A jury found Griffin Campbell guilty of involuntary manslaughter, reckless endangerment, causing a catastrophe and aggravated assault for his role in the June 2013 collapse, which sent a four-story wall crashing down onto a neighboring thrift store
He is scheduled to be sentenced in January.
Campbell's demolition plan left a four-story masonry wall unsupported at the site, the Philadelphia District Attorney's Office said in a statement.
Prosecutors charged him with third-degree murder
later that year. But jurors acquitted him of those more serious charges Monday.
"No verdict can replace the lives that were lost on that June morning," Philadelphia District Attorney R. Seth Williams said in a statement
, "but I hope today's verdict brings more closure and healing to the friends and families of those who were injured and lost their lives."
Attorney William Hobson, who represents Campbell, said he planned to ask a judge to overturn the aggravated assault conviction, arguing that it was inconsistent with the jury's other findings.
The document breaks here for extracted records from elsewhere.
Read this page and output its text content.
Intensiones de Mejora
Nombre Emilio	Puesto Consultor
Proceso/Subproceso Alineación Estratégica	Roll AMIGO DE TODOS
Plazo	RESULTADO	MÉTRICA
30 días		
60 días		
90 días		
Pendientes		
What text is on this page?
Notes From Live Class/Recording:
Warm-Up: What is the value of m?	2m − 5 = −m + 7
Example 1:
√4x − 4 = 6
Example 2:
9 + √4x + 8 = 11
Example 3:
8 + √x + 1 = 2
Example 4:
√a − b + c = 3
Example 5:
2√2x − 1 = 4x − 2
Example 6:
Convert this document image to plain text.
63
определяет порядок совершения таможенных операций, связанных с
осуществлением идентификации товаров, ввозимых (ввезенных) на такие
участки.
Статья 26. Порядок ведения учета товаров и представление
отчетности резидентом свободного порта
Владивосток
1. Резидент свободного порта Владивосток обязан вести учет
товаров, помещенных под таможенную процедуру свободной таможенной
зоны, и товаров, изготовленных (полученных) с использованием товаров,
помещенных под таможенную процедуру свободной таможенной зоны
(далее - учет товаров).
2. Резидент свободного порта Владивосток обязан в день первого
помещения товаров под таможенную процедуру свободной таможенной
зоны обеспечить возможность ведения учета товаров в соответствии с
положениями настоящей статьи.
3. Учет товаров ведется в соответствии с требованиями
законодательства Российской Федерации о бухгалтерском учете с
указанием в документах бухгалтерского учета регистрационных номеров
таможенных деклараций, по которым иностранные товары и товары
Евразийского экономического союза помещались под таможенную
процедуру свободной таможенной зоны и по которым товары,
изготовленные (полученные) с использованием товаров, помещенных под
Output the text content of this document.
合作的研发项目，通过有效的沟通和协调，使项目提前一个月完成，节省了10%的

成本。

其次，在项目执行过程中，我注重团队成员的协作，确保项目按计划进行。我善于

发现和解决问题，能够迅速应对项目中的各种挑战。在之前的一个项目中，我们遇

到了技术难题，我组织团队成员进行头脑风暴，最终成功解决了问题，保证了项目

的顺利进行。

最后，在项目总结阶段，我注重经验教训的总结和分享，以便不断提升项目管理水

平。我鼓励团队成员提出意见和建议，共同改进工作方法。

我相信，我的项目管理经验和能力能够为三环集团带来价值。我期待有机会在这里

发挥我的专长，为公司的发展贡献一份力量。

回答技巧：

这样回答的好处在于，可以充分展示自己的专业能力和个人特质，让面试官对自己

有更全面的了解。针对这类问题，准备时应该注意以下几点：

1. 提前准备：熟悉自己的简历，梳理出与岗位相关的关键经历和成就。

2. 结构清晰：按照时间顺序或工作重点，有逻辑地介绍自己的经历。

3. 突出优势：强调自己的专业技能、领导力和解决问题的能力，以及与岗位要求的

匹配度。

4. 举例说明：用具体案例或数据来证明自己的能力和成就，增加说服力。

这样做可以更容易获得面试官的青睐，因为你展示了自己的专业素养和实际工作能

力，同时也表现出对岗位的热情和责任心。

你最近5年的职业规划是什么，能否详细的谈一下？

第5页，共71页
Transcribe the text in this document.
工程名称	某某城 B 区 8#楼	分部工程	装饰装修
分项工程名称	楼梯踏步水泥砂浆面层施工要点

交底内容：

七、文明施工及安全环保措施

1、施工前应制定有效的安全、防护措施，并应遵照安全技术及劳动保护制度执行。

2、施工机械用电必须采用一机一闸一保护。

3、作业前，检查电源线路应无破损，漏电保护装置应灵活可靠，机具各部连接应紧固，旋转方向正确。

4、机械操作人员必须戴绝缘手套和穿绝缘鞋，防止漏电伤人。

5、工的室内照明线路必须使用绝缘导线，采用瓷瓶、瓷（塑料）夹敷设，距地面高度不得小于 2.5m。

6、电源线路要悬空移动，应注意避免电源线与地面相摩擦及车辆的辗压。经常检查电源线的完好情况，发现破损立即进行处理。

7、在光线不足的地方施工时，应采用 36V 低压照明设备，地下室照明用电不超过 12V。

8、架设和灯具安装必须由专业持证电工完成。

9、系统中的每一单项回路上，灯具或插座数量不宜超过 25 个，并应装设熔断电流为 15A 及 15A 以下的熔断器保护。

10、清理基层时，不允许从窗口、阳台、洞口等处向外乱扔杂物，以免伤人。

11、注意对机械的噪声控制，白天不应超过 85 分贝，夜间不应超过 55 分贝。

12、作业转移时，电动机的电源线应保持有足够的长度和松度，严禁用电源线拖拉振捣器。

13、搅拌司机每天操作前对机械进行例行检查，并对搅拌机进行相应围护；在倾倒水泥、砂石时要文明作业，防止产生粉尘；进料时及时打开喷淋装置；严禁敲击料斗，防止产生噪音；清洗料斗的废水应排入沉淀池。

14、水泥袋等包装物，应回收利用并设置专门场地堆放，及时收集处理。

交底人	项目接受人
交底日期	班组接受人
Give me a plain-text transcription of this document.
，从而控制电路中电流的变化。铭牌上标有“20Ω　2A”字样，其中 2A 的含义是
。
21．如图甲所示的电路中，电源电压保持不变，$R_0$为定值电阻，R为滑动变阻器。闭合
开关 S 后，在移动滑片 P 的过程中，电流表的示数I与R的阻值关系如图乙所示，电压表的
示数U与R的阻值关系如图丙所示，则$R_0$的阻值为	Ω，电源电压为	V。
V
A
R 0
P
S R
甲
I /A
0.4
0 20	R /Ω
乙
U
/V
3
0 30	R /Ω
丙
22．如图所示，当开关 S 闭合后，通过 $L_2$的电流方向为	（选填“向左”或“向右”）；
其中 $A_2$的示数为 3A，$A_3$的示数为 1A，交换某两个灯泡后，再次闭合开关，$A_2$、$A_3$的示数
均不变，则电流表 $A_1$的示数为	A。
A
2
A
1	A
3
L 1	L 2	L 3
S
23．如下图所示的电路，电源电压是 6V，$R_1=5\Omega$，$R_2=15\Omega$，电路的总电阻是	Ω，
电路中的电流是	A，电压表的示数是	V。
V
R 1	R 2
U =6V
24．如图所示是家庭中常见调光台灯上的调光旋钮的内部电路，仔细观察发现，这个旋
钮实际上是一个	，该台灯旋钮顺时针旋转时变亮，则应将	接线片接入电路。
The case, Hobson argued, showed that the city's loose regulation of building demolitions at the time of the collapse also played a role in the disaster.
"The real tragedy to this case was avoidable in so many ways," he said.
Prosecutors: Profit was aim in demolition method
Prosecutors had argued
that Campbell chose to maximize profits rather than demolishing the building the right way.
A day before the collapse, Campbell removed bricks and braces that had supported the wall, even though an architect warned him not to, prosecutors alleged.
Campbell promised to build scaffolding to support the wall and said he would reduce its height to the roofline of the Salvation Army building, the District Attorney's Office said.
"In reality, however," prosecutors said, "Campbell was unwilling to pay for enough labor to perform the task."
Collapse left store customers trapped in rubble
The building Campbell was working on collapsed onto the Salvation Army Thrift Store next door with an ominous rumble, witnesses said at the time.
Customers and employees were trapped inside under a tangled pile of wood, concrete and rebar.
Six people were killed and more than a dozen others were injured.
In July, excavator operator Sean Benschop pleaded guilty to six counts of involuntary manslaughter and other charges in the case
. He's set to be sentenced later this week and could face up to 20 years in prison.